The Drunken Botanist: The Plants that Create the World's Great Drinks opens with a tale of author Amy Stewart on a quest for ingredients to make a gin cocktail. She does this not so much because she's thirsty, but to disprove the negative perceptions a fellow garden writer had about the spirit.
A few drinks mixed with fresh jalapeño, cilantro and cherry tomatoes later, she had a gin convert and a book idea. This scene sets the tone for the rest of the edible horticulture handbook. Instead of lecturing, Stewart presents herself as a savvy drinking buddy.
The book is smaller than a textbook in size and weight — small enough, really, to carry with you into bars and pubs if needed. Organized into three parts that trace a cocktail in several makes, The Drunken Botanist begins with common plants found in familiar wines, beers and spirits.
This is proceeded by plants used to enhance alcohol — and then those that serve as garnishes or ingredients in mixers. In between, there are easy recipes and breakdowns of familiar types of spirits. It should be noted, that there is less advice on growing plants as there is tips on how to use them.
Stewart also writes about gardening on a blog called Garden Rant — which is no less straightforward and conversational. It's a tricky premise, this style of marrying scientific knowledge with everyday tips. When done wrong, as is often the case, it can read like a gimmick designed by special interest groups. In both her book and her blog, Stewart has a knack for distilling enough background and trivia to keep you interested without shutting down your focus.
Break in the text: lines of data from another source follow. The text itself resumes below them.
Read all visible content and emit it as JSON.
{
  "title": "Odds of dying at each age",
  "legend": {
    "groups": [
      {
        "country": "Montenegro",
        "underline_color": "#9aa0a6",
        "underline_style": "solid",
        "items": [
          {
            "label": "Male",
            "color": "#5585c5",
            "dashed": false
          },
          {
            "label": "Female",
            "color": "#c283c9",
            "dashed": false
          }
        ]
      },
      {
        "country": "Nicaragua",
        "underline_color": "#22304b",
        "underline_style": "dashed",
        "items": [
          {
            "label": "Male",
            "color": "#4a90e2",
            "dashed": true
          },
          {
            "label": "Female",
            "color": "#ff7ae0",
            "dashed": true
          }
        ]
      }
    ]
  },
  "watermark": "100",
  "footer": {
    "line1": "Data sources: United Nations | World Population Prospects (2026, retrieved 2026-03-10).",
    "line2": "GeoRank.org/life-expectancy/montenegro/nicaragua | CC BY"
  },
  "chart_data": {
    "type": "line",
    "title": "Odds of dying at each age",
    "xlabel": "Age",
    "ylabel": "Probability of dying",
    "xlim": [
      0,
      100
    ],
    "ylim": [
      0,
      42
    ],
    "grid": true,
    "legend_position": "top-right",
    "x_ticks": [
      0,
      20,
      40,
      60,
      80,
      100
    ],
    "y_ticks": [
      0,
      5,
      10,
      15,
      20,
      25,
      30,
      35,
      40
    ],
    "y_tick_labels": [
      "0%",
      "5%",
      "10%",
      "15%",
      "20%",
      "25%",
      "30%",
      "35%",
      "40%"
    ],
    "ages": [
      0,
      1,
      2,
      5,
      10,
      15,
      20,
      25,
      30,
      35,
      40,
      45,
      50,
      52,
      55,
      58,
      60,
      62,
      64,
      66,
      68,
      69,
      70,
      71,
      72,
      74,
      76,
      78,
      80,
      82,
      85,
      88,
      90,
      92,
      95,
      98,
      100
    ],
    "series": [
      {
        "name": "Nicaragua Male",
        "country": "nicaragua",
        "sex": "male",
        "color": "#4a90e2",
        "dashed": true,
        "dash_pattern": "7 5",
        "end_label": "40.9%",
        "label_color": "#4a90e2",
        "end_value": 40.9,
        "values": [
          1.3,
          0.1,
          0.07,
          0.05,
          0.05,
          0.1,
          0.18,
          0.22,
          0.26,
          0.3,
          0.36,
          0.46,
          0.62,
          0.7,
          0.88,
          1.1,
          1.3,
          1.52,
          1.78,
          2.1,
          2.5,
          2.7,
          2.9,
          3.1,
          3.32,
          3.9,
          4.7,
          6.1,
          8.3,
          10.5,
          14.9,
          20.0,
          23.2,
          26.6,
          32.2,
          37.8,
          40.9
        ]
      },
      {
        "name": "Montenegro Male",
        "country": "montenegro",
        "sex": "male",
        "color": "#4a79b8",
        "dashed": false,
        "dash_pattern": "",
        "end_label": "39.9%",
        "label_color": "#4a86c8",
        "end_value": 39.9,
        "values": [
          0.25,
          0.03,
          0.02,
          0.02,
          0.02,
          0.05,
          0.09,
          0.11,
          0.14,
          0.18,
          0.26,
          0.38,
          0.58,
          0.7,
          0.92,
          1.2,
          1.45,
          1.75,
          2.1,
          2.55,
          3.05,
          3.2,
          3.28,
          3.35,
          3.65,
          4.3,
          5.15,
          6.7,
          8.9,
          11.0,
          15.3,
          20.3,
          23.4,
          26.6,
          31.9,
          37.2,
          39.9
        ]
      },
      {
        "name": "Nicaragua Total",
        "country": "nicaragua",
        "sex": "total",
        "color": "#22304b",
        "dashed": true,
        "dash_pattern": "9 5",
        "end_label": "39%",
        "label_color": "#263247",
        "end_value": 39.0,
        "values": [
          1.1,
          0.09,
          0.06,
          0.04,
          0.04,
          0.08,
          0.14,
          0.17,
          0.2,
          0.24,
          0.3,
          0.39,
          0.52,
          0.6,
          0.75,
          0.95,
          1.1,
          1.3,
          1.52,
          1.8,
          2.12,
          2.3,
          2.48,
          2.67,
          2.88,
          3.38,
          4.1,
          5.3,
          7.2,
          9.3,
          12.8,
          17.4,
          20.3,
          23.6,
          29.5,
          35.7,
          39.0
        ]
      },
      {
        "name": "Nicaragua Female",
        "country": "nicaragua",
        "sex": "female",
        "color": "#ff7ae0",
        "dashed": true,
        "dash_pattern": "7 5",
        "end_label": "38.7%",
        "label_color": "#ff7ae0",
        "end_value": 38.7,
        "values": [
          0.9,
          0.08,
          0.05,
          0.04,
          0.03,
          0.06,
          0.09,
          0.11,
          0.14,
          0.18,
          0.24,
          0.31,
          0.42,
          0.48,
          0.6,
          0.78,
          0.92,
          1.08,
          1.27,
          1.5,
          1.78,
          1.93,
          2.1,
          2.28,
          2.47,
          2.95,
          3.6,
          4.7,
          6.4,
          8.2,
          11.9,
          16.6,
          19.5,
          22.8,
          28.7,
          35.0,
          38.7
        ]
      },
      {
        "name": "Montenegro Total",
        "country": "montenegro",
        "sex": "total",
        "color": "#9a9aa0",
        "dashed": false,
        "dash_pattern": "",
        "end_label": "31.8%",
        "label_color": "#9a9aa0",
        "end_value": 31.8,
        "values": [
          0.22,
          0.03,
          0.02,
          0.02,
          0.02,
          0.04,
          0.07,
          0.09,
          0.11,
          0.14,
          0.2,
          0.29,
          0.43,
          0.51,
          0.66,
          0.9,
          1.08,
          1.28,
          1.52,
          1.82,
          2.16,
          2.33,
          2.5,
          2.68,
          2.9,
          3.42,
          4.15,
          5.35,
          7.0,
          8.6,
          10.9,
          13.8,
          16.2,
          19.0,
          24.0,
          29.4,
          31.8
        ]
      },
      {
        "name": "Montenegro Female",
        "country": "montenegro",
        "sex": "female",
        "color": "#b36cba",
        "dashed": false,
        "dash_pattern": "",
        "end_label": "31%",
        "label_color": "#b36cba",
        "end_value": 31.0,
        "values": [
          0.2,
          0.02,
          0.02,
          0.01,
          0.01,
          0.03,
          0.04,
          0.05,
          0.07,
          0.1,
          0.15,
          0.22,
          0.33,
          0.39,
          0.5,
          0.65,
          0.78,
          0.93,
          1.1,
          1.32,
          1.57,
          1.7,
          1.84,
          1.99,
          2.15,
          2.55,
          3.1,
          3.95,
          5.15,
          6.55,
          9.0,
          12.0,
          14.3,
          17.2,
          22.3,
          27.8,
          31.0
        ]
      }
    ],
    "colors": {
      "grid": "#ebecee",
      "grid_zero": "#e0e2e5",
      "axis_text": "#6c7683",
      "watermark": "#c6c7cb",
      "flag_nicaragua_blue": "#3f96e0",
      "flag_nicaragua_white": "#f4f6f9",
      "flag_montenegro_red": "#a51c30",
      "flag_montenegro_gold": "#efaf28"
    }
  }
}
Using market ingredients in cocktails is not anything that bartenders — and their customers — in Los Angeles don't already know and love. It's part of the larger farm-to-table sensibility associated with California cuisine. And while a lot of emphasis has been placed on sourcing local ingredients for food and sometimes the drinks that accompany it, there is less exploration on garden-to-glass cocktails. It's a shame, given the wealth of natural resources at hand. Whereas planting for food can require a heavy commitment, planting for cockails takes significantly less space.
We've highlighted three plants from the book that you might want to consider planting in your backyard, outdoor terrace — or in a plantbox on your window sill. These are herbs that are a little less familiar in cocktails than, say, mint and basil. Turn the page…
Best known as: Natural sleep enhancer.
Ways to drink: You can find chamomile in a liqueur; it's also an essential ingredient in vermouth. It might be handy that studies have shown that, as Stewart writes, the flowers calm the stomach, as they have anti-inflammatory and antiseptic effects. When in a gin cocktail mixed with honey and lemon juice, the result is practically homeopathic.
Best known as: A garnish on your favorite taco.
Ways to drink: Cilantro, also called coriander, can be found in nearly all gins as well as quite a few herbal liqueurs. In fact, you might be drinking in a bit of cilantro without realizing it with it appearing in vermouth, aquavite, absinthe, and pastis. Thanks to its refreshing qualities, cilantro makes for a good summer cocktail like The Kitchn's coconut, ginger, and cilantro rum drink.
Best known as: Most likely syrup, although Americans weren't introduced to elderflowers as a flavor profile in alcohol until 2007 with the introduction of St-Germain, the French-style liqueur made with the flower.
Ways to drink: You may have had St-Germain in your cocktail. Elsewhere, elderflower appears as a wine and in a cordial. Stewart provides a recipe for the latter, which calls for ingredients like sugar, lemons, and oranges. Either as a liqueur or a cordial, she notes elderflower as a flavor profile is a good all-around ingredient, given its balanced floral and honey notes.